Despite the doom and gloom, economists say the economy likely bottomed out in the second quarter. Ms Ling remains optimistic of a pick-up in this half of the year, despite events in Greece and China.
"Indicators suggest any potential contagion in Greece will be fairly muted," she said. While it remains to be seen how the recent equity-market rout in China will impact real economic activity, Ms Ling noted that Singapore has already been feeling the impact of a decelerating Chinese economy for some time.
DBS economist Irvin Seah said manufacturing is likely to remain the weakest link in the coming months, with a confluence of factors weighing on the sector.

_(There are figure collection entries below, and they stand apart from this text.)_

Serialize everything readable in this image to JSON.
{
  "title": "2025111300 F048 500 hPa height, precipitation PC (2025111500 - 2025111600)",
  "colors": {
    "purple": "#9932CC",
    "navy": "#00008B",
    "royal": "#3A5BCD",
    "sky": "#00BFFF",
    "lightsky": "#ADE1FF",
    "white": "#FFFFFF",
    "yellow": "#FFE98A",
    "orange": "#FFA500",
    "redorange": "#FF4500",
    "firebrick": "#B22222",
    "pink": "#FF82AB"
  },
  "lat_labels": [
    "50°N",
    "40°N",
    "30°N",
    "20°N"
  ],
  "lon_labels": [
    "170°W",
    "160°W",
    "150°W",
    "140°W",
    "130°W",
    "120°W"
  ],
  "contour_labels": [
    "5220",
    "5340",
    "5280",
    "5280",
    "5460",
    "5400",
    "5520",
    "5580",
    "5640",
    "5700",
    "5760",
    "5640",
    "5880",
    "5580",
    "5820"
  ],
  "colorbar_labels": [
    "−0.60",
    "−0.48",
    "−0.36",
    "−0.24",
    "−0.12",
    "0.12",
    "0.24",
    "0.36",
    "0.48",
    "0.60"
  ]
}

Shipments to Singapore's top three export markets - the United States, the euro zone and China - have yet to pick up decisively. The economic turmoil in Greece could prove protracted, and China's slowdown could have a lasting impact on Singapore, said Mr Seah.
"Absent a stronger recovery in the United States, the outlook for Singapore manufacturing is more half empty than half full," he added.
Mr Seah has revised his expectations for full-year economic growth from 3.2 per cent to 2.4 per cent - the slowest rate in six years.
"Interest rate expectations will swing and currencies will be volatile, given the risks in the global economy... Domestic restructuring and the resulting labour shortage will weigh on growth."